William R. Brownfield is Assistant Secretary, Bureau of International Narcotics and Law Enforcement Affairs, U.S. Department of State. Even the title of his job tells you something about the absolute wrongness of how our government has approached drug policy.
He shared some of this thoughts in this speech: U.S. Official Comments on Drugs, Security and Latin America.
Of course, he denies he is a drug warrior:
A little bit of history: In the 1970s, the United States of America, or at least its government, discovered the drug issue. Richard Nixon declared a ‘war on drugs,’ a very unfortunate selection of terms, by the way, since in fact it’s not a war. It’s certainly not a war against our own population that in some way, shape, or form is part of the drug issue. And for that reason, ever so wisely, in the year 1993, the then newly-inaugurated president of the United States Bill Clinton said, and I quote, “It’s not a war, and we’re going to stop calling it a war on drugs.†Things move slowly in the federal government and the media, but don’t you all come at me in 15 minutes and start condemning me for the war on drugs, because I have already told you in advance it is not a war on drugs, it has not been a war on drugs for 21 years, and what we are doing goes a bit beyond the classical, typical definition of the term war, combined with the word drugs.

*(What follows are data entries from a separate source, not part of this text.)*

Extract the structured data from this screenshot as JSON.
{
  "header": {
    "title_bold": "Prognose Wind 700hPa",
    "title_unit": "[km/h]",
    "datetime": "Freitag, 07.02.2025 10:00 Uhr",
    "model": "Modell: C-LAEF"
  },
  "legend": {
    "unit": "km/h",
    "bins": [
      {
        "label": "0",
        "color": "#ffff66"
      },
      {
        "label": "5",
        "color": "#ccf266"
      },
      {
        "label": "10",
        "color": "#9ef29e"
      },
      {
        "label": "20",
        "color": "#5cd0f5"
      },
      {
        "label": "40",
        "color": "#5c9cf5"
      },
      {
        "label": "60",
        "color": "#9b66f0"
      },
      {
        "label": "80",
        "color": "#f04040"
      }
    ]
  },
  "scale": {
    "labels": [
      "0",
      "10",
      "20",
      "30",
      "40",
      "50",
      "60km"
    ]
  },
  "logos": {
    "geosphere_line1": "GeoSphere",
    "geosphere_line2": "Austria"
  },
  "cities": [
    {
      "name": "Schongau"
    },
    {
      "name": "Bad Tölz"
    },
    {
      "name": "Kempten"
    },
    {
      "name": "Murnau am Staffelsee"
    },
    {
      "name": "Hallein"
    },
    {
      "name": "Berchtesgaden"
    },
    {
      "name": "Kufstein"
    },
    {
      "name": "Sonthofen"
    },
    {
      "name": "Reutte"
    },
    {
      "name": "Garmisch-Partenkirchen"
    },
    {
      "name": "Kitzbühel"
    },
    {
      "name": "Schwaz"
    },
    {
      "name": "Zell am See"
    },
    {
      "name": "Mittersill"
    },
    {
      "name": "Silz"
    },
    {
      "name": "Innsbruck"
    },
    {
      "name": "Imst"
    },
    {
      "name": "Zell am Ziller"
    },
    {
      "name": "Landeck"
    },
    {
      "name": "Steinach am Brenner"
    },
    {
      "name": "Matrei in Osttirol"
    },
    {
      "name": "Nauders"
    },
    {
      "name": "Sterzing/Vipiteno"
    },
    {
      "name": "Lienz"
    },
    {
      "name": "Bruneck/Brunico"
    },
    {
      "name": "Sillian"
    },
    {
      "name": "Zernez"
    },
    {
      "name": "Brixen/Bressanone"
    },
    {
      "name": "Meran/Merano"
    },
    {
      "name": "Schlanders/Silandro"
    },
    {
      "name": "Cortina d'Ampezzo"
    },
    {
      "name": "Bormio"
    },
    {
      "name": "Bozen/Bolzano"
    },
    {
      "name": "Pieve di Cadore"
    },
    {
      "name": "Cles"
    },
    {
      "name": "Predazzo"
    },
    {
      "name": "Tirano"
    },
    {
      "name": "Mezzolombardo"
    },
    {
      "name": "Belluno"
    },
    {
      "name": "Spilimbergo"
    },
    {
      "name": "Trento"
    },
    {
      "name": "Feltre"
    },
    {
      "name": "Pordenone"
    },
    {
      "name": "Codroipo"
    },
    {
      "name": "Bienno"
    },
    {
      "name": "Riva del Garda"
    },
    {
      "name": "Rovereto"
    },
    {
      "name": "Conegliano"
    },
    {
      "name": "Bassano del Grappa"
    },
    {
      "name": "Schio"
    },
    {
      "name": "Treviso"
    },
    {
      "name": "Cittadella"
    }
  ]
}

Read the rest of his comments as he talks about each effort that has been taken over the years and how it failed miserably, and, at the very end, merely comes to the conclusion that what is required is all of the above and some undefined “more.” Also note his pathetic attempt to claim Colombia and changing drug consumption trends as some kind of validation, and never once questions the damage caused by these policies.
Even as he recognizes shifts (Uruguay, Washington, Colorado), he fails to see them as anything other than new factors in the equation as opposed to repudiations of decades of war.
It’s a powerful blindness, demonstrating either a true believer, or, perhaps more likely, someone who has spent a career under flawed assumptions and is constitutionally unable to question their life’s work.